DSE agrees to forgo any damages or legal costs in return for Team Mash-concession. up’s Granted, even if the Defendants had won at trial, they would not have had to pay anything. But there’s a huge “IF” there. This is now a sure-fire $0.00 judgment against an opponent who was out to make an example of these people.
So, what’s my ultimate opinion? Over the years of being “attorney adjacent,” I’ve learned that appearing in front of a judge, particularly a jury, is generally something to avoid at all costs. Settlement of a case offers certainty and closure, in addition to saving money on excessive legal fees. A jury is always unexpected, and even judgments may be challenged, resulting in even greater legal costs for both sides. In reality, unless you win a large monetary reward, you will most likely spend much more money NOT settling (and going to trial) than settling.

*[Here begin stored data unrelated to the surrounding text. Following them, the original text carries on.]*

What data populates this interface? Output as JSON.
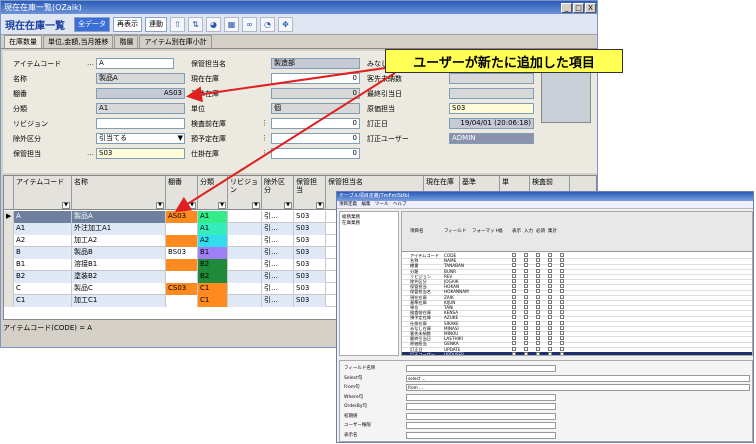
{
  "window": {
    "title": "現在在庫一覧(OZaik)",
    "min_btn": "_",
    "max_btn": "□",
    "close_btn": "X"
  },
  "toolbar": {
    "title": "現在在庫一覧",
    "all_data": "全データ",
    "redisplay": "再表示",
    "link": "連動"
  },
  "tabs": [
    "在庫数量",
    "単位,金額,当月推移",
    "階層",
    "アイテム別在庫小計"
  ],
  "form": {
    "item_code_label": "アイテムコード",
    "item_code": "A",
    "name_label": "名称",
    "name": "製品A",
    "shelf_label": "棚番",
    "shelf": "AS03",
    "category_label": "分類",
    "category": "A1",
    "revision_label": "リビジョン",
    "revision": "",
    "exclude_label": "除外区分",
    "exclude": "引当てる",
    "manager_label": "保管担当",
    "manager": "S03",
    "manager_name_label": "保管担当名",
    "manager_name": "製造部",
    "current_stock_label": "現在在庫",
    "current_stock": "0",
    "basic_stock_label": "基準在庫",
    "basic_stock": "0",
    "unit_label": "単位",
    "unit": "個",
    "inspection_label": "検査前在庫",
    "inspection": "0",
    "consigned_label": "預予定在庫",
    "consigned": "0",
    "wip_label": "仕掛在庫",
    "wip": "0",
    "col3_r1_label": "みなし",
    "col3_r2_label": "客先未納数",
    "col3_r3_label": "最終引当日",
    "col3_r4_label": "原価担当",
    "col3_r4": "S03",
    "col3_r5_label": "訂正日",
    "col3_r5": "19/04/01 (20:06:18)",
    "col3_r6_label": "訂正ユーザー",
    "col3_r6": "ADMIN"
  },
  "callout": "ユーザーが新たに追加した項目",
  "grid": {
    "headers": [
      "アイテムコード",
      "名称",
      "棚番",
      "分類",
      "リビジョン",
      "除外区分",
      "保管担当",
      "保管担当名",
      "現在在庫",
      "基準",
      "単",
      "検査前"
    ],
    "rows": [
      {
        "code": "A",
        "name": "製品A",
        "shelf": "AS03",
        "cat": "A1",
        "exc": "引…",
        "mgr": "S03",
        "color": "#6f7f9f",
        "shelfcolor": "#ff8a1f",
        "catcolor": "#33ee88"
      },
      {
        "code": "A1",
        "name": "外注加工A1",
        "shelf": "",
        "cat": "A1",
        "exc": "引…",
        "mgr": "S03",
        "color": "#dfe8f5",
        "shelfcolor": "#ffffff",
        "catcolor": "#33eebb"
      },
      {
        "code": "A2",
        "name": "加工A2",
        "shelf": "",
        "cat": "A2",
        "exc": "引…",
        "mgr": "S03",
        "color": "#ffffff",
        "shelfcolor": "#ff8a1f",
        "catcolor": "#33ddee"
      },
      {
        "code": "B",
        "name": "製品B",
        "shelf": "BS03",
        "cat": "B1",
        "exc": "引…",
        "mgr": "S03",
        "color": "#dfe8f5",
        "shelfcolor": "#ffffff",
        "catcolor": "#9e7ff5"
      },
      {
        "code": "B1",
        "name": "溶接B1",
        "shelf": "",
        "cat": "B2",
        "exc": "引…",
        "mgr": "S03",
        "color": "#ffffff",
        "shelfcolor": "#ff8a1f",
        "catcolor": "#1f8a3a"
      },
      {
        "code": "B2",
        "name": "塗装B2",
        "shelf": "",
        "cat": "B2",
        "exc": "引…",
        "mgr": "S03",
        "color": "#dfe8f5",
        "shelfcolor": "#ffffff",
        "catcolor": "#1f8a3a"
      },
      {
        "code": "C",
        "name": "製品C",
        "shelf": "CS03",
        "cat": "C1",
        "exc": "引…",
        "mgr": "S03",
        "color": "#ffffff",
        "shelfcolor": "#ff8a1f",
        "catcolor": "#ff8a1f"
      },
      {
        "code": "C1",
        "name": "加工C1",
        "shelf": "",
        "cat": "C1",
        "exc": "引…",
        "mgr": "S03",
        "color": "#dfe8f5",
        "shelfcolor": "#ffffff",
        "catcolor": "#ff8a1f"
      }
    ]
  },
  "status": "アイテムコード(CODE) = A",
  "win2": {
    "title": "テーブル項目定義(TmFmlStIb)",
    "menu": "項目定義　編集　ツール　ヘルプ",
    "tree": [
      "総務業務",
      "在庫業務"
    ],
    "head": [
      "項目名",
      "フィールド",
      "フォーマット",
      "幅",
      "表示",
      "入力",
      "必須",
      "集計"
    ],
    "rows": [
      [
        "アイテムコード",
        "CODE"
      ],
      [
        "名称",
        "NAME"
      ],
      [
        "棚番",
        "TANABAN"
      ],
      [
        "分類",
        "BUNR"
      ],
      [
        "リビジョン",
        "REV"
      ],
      [
        "除外区分",
        "JOGAIK"
      ],
      [
        "保管担当",
        "HOKAN"
      ],
      [
        "保管担当名",
        "HOKANNAM"
      ],
      [
        "現在在庫",
        "ZAIK"
      ],
      [
        "基準在庫",
        "KIJUN"
      ],
      [
        "単位",
        "TANI"
      ],
      [
        "検査前在庫",
        "KENSA"
      ],
      [
        "預予定在庫",
        "AZUKE"
      ],
      [
        "仕掛在庫",
        "SIKAKE"
      ],
      [
        "みなし在庫",
        "MINASI"
      ],
      [
        "客先未納数",
        "MINOU"
      ],
      [
        "最終引当日",
        "LASTHIKI"
      ],
      [
        "原価担当",
        "GENKA"
      ],
      [
        "訂正日",
        "UPDATE"
      ],
      [
        "訂正ユーザー",
        "UPDUSER"
      ]
    ],
    "bottom_labels": [
      "フィールド名称",
      "Select句",
      "From句",
      "Where句",
      "OrderBy句",
      "初期値",
      "ユーザー権限",
      "表示名"
    ],
    "bottom_values": [
      "",
      "select ...",
      "from ...",
      "",
      "",
      "",
      "",
      ""
    ]
  }
}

And ComicMix was never going to receive it from DSE in this instance. The most they could hope for was pride, vindication, and the ability to crowd-fund $30K to print maybe 5,000 volumes and go on with their lives. Was it really worth it to take that chance?
Keep in mind that the Defendants’ potential exposure was enormous, and DSE wasn’t about to give up easily. Before they let this go, their attorneys would pursue Team Mash-up across the moons of Nibia, the Antares maelstrom, and perdition’s fires. Granted, a finding of infringement may result in a wide range of monetary judgments, ranging from $750 to $30,000 per work (and DSE claimed three works were infringed upon). So ComicMix might have gotten away with a few thousand dollars in statutory damages or as much as $90,000 in actual damages! If the more severe “willful infringement” been discovered, a maximum of $150,000 per work could have brought the total damages to almost half a million dollars!!! That doesn’t include legal costs, which aren’t certain to be included.

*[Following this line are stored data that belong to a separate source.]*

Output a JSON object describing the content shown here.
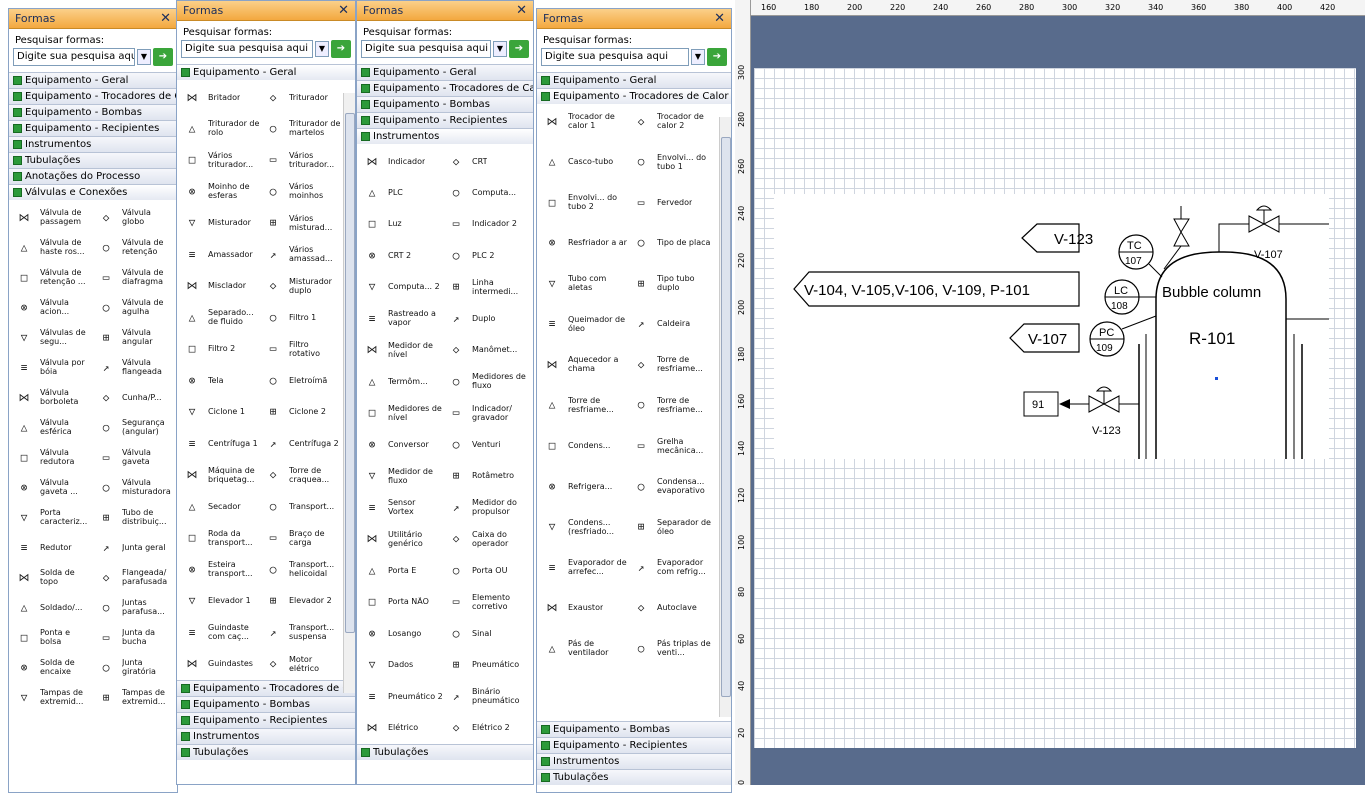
{
  "panel1": {
    "title": "Formas",
    "search_label": "Pesquisar formas:",
    "search_placeholder": "Digite sua pesquisa aqui",
    "categories_top": [
      "Equipamento - Geral",
      "Equipamento - Trocadores de Calor",
      "Equipamento - Bombas",
      "Equipamento - Recipientes",
      "Instrumentos",
      "Tubulações",
      "Anotações do Processo",
      "Válvulas e Conexões"
    ],
    "shapes": [
      "Válvula de passagem",
      "Válvula globo",
      "Válvula de haste ros...",
      "Válvula de retenção",
      "Válvula de retenção ...",
      "Válvula de diafragma",
      "Válvula acion...",
      "Válvula de agulha",
      "Válvulas de segu...",
      "Válvula angular",
      "Válvula por bóia",
      "Válvula flangeada",
      "Válvula borboleta",
      "Cunha/P...",
      "Válvula esférica",
      "Segurança (angular)",
      "Válvula redutora",
      "Válvula gaveta",
      "Válvula gaveta ...",
      "Válvula misturadora",
      "Porta caracteriz...",
      "Tubo de distribuiç...",
      "Redutor",
      "Junta geral",
      "Solda de topo",
      "Flangeada/ parafusada",
      "Soldado/...",
      "Juntas parafusa...",
      "Ponta e bolsa",
      "Junta da bucha",
      "Solda de encaixe",
      "Junta giratória",
      "Tampas de extremid...",
      "Tampas de extremid..."
    ]
  },
  "panel2": {
    "title": "Formas",
    "search_label": "Pesquisar formas:",
    "search_placeholder": "Digite sua pesquisa aqui",
    "categories_top": [
      "Equipamento - Geral"
    ],
    "shapes": [
      "Britador",
      "Triturador",
      "Triturador de rolo",
      "Triturador de martelos",
      "Vários triturador...",
      "Vários triturador...",
      "Moinho de esferas",
      "Vários moinhos",
      "Misturador",
      "Vários misturad...",
      "Amassador",
      "Vários amassad...",
      "Misclador",
      "Misturador duplo",
      "Separado... de fluido",
      "Filtro 1",
      "Filtro 2",
      "Filtro rotativo",
      "Tela",
      "Eletroímã",
      "Ciclone 1",
      "Ciclone 2",
      "Centrífuga 1",
      "Centrífuga 2",
      "Máquina de briquetag...",
      "Torre de craquea...",
      "Secador",
      "Transport...",
      "Roda da transport...",
      "Braço de carga",
      "Esteira transport...",
      "Transport... helicoidal",
      "Elevador 1",
      "Elevador 2",
      "Guindaste com caç...",
      "Transport... suspensa",
      "Guindastes",
      "Motor elétrico"
    ],
    "categories_bottom": [
      "Equipamento - Trocadores de Calor",
      "Equipamento - Bombas",
      "Equipamento - Recipientes",
      "Instrumentos",
      "Tubulações"
    ]
  },
  "panel3": {
    "title": "Formas",
    "search_label": "Pesquisar formas:",
    "search_placeholder": "Digite sua pesquisa aqui",
    "categories_top": [
      "Equipamento - Geral",
      "Equipamento - Trocadores de Calor",
      "Equipamento - Bombas",
      "Equipamento - Recipientes",
      "Instrumentos"
    ],
    "shapes": [
      "Indicador",
      "CRT",
      "PLC",
      "Computa...",
      "Luz",
      "Indicador 2",
      "CRT 2",
      "PLC 2",
      "Computa... 2",
      "Linha intermedi...",
      "Rastreado a vapor",
      "Duplo",
      "Medidor de nível",
      "Manômet...",
      "Termôm...",
      "Medidores de fluxo",
      "Medidores de nível",
      "Indicador/ gravador",
      "Conversor",
      "Venturi",
      "Medidor de fluxo",
      "Rotâmetro",
      "Sensor Vortex",
      "Medidor do propulsor",
      "Utilitário genérico",
      "Caixa do operador",
      "Porta E",
      "Porta OU",
      "Porta NÃO",
      "Elemento corretivo",
      "Losango",
      "Sinal",
      "Dados",
      "Pneumático",
      "Pneumático 2",
      "Binário pneumático",
      "Elétrico",
      "Elétrico 2"
    ],
    "categories_bottom": [
      "Tubulações"
    ]
  },
  "panel4": {
    "title": "Formas",
    "search_label": "Pesquisar formas:",
    "search_placeholder": "Digite sua pesquisa aqui",
    "categories_top": [
      "Equipamento - Geral",
      "Equipamento - Trocadores de Calor"
    ],
    "shapes": [
      "Trocador de calor 1",
      "Trocador de calor 2",
      "Casco-tubo",
      "Envolvi... do tubo 1",
      "Envolvi... do tubo 2",
      "Fervedor",
      "Resfriador a ar",
      "Tipo de placa",
      "Tubo com aletas",
      "Tipo tubo duplo",
      "Queimador de óleo",
      "Caldeira",
      "Aquecedor a chama",
      "Torre de resfriame...",
      "Torre de resfriame...",
      "Torre de resfriame...",
      "Condens...",
      "Grelha mecânica...",
      "Refrigera...",
      "Condensa... evaporativo",
      "Condens... (resfriado...",
      "Separador de óleo",
      "Evaporador de arrefec...",
      "Evaporador com refrig...",
      "Exaustor",
      "Autoclave",
      "Pás de ventilador",
      "Pás triplas de venti..."
    ],
    "categories_bottom": [
      "Equipamento - Bombas",
      "Equipamento - Recipientes",
      "Instrumentos",
      "Tubulações"
    ]
  },
  "ruler": {
    "top": [
      "160",
      "180",
      "200",
      "220",
      "240",
      "260",
      "280",
      "300",
      "320",
      "340",
      "360",
      "380",
      "400",
      "420"
    ],
    "left": [
      "300",
      "280",
      "260",
      "240",
      "220",
      "200",
      "180",
      "160",
      "140",
      "120",
      "100",
      "80",
      "60",
      "40",
      "20",
      "0"
    ]
  },
  "diagram": {
    "tag_v123_top": "V-123",
    "tag_long": "V-104, V-105,V-106, V-109, P-101",
    "tag_v107_left": "V-107",
    "tc": [
      "TC",
      "107"
    ],
    "lc": [
      "LC",
      "108"
    ],
    "pc": [
      "PC",
      "109"
    ],
    "column_title": "Bubble column",
    "column_id": "R-101",
    "valve_right": "V-107",
    "valve_bottom": "V-123",
    "box_91": "91"
  }
}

A judgment against Team Mash-up, on the other hand, wouldn’t have been nearly as terrible. Infringement awards aren’t intended to be severe or punitive, and courts are generally mindful of a defendant’s financial resources. But, in the end, was the prize (victory and freedom to publish…following a likely appeal and additional years of costly legal fights) justify the danger and cost?
And, for DSE, a victory is a win. They receive their infringement judgment, which is exactly what they wanted from the start. They’re a well-run business that isn’t short on cash—and, as I have said, if DSE had won, the damages judgment would likely have been modest. There was some danger associated with DSE as well. As I previously said, juries are unpredictable, and juries in southern California are notoriously liberal, often siding with “David” against “Goliath.” Of course, the fact that one of the defendants had to testify via videoconference because he was receiving year-long treatment for stage 3 cancer may have elicited sympathy from the jury. “Why add to this poor man’s misery by losing in court?” the jury may reason. So DSE made a wise decision to resolve this.
Finally, I’ll leave you with Glenn Hauman’s take on the legal mountain that Team Mash-up attempted to scale. They may not have reached the pinnacle, but the trip has just just started for future mash-up artists and a possible new art form still in its infancy…
While we aren’t completely satisfied with the result of the case, we recall historian Richard Hofstadter’s observation that individuals must occasionally “endure mistake in the sake of social peace.” We did all we could to convince the Ninth Circuit to minimize the amount of error involved in establishing fair use for artists, and we did everything we could to pave the way for future fair use advocates.